Shorter descriptions cost fewer tokens and are easier for agents to parse. Every sentence should earn its place.

Completeness4/5

Given the tool's complexity, does the description cover enough for an agent to succeed on first attempt?

Given the tool's simplicity (0 parameters, no output schema, no annotations), the description is mostly complete. It explains what the tool does, when to use it, and what it returns. However, it could improve by mentioning any behavioral traits like response format details or potential errors, but for a basic list tool, this is sufficient to guide an AI agent effectively.

Complex tools with many parameters or behaviors need more documentation. Simple tools need less. This dimension scales expectations accordingly.

Parameters4/5

Does the description clarify parameter syntax, constraints, interactions, or defaults beyond what the schema provides?

The tool has 0 parameters with 100% schema description coverage, so the schema already fully documents the inputs. The description does not need to add parameter information, and it appropriately focuses on the tool's purpose and usage. A baseline of 4 is applied as it compensates adequately for the lack of parameters by providing clear context.

Input schemas describe structure but not intent. Descriptions should explain non-obvious parameter relationships and valid value ranges.

Purpose5/5

Does the description clearly state what the tool does and how it differs from similar tools?

The description clearly states the tool's purpose with specific verbs ('List all available apps/integrations') and resources ('in Agentled'), and distinguishes it from siblings like 'get_app_actions' by focusing on discovery rather than detailed action information. It explicitly mentions what is returned ('app names, descriptions, and action summaries'), making the purpose highly specific and well-defined.

Agents choose between tools based on descriptions.

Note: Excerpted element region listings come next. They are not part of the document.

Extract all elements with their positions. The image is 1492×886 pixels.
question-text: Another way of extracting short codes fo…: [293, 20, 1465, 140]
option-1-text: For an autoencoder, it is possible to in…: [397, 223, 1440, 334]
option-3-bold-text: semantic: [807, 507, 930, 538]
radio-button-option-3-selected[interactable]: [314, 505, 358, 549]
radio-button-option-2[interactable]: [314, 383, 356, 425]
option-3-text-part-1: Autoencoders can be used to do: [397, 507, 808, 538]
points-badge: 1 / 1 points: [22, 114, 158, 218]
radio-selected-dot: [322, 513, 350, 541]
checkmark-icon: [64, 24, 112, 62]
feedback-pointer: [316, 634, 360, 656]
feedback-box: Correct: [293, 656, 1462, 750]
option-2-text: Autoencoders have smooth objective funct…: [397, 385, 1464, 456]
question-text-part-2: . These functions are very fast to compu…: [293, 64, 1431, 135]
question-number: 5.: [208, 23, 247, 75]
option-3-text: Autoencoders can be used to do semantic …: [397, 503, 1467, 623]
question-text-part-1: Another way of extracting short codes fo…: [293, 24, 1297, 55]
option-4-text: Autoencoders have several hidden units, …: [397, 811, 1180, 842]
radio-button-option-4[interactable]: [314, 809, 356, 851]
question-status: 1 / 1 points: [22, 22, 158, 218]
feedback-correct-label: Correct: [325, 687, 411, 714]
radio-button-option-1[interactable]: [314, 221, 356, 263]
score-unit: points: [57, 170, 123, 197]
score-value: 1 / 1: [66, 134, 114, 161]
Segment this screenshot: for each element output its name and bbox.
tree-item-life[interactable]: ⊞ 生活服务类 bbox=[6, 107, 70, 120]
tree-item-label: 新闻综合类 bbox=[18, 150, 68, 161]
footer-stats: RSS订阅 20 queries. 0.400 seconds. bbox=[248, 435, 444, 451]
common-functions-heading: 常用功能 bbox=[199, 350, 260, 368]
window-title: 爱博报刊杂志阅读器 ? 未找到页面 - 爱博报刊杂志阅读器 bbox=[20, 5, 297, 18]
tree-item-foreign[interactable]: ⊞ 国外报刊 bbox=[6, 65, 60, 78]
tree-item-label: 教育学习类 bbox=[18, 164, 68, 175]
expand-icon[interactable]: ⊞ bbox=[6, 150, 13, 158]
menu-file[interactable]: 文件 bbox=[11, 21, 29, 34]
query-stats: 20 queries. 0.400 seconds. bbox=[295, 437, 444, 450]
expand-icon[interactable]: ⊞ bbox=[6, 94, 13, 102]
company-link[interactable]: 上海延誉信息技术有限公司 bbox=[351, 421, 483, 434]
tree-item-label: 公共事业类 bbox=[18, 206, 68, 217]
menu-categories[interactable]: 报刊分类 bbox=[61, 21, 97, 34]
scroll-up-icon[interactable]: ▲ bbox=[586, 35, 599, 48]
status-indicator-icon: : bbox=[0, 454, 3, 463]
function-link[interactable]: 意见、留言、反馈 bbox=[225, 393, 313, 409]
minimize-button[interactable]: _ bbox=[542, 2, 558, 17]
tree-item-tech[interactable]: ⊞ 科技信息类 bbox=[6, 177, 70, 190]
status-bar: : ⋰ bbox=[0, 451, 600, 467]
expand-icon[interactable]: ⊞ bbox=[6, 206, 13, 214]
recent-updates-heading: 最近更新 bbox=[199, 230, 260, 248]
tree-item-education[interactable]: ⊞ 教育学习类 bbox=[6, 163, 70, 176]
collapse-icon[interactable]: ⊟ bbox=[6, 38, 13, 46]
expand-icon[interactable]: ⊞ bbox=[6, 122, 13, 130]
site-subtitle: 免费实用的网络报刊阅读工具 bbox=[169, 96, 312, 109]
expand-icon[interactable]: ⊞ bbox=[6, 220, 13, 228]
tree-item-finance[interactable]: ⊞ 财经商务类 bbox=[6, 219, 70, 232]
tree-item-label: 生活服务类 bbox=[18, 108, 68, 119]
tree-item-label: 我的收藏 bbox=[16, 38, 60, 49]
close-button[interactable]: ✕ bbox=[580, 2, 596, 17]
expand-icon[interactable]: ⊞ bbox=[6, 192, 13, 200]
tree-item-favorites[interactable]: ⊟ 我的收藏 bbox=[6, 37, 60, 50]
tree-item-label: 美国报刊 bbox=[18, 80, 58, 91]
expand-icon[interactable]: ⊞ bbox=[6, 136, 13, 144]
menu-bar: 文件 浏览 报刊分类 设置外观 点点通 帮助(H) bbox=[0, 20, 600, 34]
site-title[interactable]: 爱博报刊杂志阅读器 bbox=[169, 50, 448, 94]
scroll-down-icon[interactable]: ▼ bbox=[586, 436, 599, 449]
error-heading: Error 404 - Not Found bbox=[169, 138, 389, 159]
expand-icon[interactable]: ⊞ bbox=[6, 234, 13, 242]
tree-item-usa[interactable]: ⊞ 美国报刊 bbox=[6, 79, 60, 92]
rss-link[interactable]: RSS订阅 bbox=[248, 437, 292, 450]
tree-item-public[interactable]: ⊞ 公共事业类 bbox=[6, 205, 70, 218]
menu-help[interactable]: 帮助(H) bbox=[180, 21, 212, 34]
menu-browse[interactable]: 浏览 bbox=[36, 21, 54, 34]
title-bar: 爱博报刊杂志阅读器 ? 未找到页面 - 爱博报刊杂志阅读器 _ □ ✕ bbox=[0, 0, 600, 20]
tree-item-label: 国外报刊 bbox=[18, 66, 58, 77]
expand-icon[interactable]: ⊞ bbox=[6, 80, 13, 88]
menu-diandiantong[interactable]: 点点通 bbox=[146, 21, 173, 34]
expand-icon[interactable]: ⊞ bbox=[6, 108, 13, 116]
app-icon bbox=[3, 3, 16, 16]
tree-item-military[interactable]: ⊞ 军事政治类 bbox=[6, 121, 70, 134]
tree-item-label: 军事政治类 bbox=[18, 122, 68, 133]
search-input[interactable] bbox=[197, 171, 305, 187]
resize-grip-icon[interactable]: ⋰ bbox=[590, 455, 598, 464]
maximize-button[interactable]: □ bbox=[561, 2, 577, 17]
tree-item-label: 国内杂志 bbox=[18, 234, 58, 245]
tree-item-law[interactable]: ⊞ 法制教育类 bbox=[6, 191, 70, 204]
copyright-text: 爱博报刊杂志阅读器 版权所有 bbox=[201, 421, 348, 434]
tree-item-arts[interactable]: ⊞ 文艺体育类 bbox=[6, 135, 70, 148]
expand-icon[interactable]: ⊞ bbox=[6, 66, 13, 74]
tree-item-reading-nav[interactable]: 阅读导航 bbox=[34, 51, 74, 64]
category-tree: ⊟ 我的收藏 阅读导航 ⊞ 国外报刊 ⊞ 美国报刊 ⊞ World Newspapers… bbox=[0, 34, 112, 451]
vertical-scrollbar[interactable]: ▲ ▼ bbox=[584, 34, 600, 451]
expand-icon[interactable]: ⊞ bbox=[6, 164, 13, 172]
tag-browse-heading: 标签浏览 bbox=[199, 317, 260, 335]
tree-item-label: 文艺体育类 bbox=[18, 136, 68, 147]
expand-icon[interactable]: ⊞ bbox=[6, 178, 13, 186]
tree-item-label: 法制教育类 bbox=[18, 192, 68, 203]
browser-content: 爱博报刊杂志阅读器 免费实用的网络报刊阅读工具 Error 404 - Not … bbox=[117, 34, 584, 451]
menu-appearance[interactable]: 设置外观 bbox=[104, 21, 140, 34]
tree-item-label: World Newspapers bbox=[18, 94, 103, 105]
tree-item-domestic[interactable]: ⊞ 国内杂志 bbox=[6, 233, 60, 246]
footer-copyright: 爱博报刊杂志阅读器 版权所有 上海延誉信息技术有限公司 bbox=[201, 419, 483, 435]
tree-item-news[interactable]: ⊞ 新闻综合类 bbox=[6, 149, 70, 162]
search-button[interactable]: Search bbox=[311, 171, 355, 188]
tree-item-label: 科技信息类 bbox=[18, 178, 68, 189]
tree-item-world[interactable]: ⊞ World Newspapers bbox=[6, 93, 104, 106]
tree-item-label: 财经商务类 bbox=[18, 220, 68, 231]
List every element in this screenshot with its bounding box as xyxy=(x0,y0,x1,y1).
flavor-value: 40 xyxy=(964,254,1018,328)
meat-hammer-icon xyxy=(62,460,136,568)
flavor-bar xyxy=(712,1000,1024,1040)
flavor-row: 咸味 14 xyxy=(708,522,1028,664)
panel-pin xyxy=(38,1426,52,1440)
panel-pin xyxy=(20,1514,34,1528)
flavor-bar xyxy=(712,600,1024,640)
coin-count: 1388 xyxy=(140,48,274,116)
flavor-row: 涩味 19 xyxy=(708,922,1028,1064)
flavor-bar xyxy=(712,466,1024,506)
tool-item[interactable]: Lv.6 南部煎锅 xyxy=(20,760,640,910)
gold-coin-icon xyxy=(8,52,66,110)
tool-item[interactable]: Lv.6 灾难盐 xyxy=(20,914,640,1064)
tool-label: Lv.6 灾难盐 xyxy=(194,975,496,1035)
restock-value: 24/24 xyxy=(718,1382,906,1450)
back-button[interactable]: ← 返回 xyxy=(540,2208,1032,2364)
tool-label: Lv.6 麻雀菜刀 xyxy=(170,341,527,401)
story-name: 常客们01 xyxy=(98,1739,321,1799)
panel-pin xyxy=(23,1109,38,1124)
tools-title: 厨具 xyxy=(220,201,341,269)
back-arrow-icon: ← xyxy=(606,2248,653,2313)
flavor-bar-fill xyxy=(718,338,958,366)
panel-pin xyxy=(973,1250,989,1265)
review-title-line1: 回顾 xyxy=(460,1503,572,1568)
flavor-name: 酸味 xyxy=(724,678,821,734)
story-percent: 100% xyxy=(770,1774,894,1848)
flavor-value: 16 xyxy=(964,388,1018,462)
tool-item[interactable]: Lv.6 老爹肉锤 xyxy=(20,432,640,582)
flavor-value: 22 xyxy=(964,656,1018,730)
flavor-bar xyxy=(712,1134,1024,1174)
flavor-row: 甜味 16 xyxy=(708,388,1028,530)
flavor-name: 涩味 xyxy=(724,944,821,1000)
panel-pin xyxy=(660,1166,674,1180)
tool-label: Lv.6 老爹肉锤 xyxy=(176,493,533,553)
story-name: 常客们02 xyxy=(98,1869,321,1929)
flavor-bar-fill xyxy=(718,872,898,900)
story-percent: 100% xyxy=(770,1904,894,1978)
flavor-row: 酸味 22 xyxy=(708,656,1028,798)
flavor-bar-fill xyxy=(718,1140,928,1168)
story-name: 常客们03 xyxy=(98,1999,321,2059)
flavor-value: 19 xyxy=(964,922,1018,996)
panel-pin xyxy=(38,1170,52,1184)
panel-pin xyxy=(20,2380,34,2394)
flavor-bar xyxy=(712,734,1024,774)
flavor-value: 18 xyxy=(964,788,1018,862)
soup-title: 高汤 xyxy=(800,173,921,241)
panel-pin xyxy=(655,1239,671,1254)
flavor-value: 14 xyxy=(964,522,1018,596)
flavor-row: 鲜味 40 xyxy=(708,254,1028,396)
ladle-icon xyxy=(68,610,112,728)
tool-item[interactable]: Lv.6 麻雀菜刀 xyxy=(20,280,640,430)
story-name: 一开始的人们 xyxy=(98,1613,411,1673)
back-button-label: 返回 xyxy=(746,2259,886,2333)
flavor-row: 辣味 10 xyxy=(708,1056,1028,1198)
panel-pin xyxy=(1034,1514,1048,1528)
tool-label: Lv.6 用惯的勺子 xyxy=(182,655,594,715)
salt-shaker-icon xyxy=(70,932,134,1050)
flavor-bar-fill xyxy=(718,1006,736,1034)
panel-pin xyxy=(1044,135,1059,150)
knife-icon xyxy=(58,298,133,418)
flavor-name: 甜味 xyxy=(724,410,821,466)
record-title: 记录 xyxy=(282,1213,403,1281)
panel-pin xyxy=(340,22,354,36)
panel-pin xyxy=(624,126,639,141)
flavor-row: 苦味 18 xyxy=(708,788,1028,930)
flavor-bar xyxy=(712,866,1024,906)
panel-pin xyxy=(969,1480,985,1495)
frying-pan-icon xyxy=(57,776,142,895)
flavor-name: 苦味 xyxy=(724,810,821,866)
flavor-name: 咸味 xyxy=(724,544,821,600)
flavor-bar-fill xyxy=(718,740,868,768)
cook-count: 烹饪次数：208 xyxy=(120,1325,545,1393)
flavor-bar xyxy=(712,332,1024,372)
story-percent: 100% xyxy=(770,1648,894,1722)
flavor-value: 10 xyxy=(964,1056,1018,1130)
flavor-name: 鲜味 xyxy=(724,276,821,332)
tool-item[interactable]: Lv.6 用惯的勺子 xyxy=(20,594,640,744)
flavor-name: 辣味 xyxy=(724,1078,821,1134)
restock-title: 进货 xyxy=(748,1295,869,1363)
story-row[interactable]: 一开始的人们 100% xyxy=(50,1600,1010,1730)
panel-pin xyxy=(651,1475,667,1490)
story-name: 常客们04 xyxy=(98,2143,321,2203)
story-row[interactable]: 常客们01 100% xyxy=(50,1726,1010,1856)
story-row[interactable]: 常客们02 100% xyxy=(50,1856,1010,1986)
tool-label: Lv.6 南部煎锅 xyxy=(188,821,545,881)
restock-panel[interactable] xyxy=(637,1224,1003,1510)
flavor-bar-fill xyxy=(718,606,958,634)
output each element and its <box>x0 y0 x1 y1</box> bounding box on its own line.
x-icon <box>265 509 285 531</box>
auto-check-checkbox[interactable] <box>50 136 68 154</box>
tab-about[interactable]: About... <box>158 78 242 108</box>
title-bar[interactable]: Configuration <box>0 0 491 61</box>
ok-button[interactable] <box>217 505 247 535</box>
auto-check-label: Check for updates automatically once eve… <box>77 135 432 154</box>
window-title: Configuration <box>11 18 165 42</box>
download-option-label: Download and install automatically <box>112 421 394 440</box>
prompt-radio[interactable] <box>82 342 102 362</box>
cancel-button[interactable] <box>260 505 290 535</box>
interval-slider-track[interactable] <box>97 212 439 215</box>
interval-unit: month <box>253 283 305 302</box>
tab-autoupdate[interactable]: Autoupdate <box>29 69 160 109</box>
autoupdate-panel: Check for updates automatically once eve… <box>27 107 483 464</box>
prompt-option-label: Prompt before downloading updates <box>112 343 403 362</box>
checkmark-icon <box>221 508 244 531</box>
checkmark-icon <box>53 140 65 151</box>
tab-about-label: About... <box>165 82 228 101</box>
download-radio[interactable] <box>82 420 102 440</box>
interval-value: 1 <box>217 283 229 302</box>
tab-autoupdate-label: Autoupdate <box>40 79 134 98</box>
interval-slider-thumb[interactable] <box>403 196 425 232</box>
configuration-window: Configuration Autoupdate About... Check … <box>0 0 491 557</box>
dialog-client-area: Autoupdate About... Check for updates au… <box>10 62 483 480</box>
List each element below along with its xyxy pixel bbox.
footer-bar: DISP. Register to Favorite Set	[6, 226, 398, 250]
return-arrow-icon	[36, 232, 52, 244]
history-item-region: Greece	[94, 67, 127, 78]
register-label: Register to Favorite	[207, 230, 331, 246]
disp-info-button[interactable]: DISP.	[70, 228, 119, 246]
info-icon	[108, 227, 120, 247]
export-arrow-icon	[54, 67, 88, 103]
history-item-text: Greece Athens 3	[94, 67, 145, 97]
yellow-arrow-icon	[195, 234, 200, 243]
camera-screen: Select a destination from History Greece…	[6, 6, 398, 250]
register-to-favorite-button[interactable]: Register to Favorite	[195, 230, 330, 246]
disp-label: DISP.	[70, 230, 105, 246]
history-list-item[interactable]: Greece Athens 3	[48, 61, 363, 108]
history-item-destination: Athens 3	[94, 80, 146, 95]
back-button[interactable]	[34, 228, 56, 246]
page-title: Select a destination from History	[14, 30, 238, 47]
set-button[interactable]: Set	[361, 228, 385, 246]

A clear purpose with a specific verb and resource helps agents select the right tool.

Usage Guidelines5/5

Does the description explain when to use this tool, when not to, or what alternatives exist?

The description provides explicit guidance on when to use this tool ('Use this to discover what integrations are available before building a workflow'), which clearly differentiates it from other tools like 'create_workflow' or 'list_workflows'. It also lists common apps as examples, helping users understand the context and scope of its application without ambiguity.

Agents often have multiple tools that could apply. Explicit usage guidance like "use X instead of Y when Z" prevents misuse.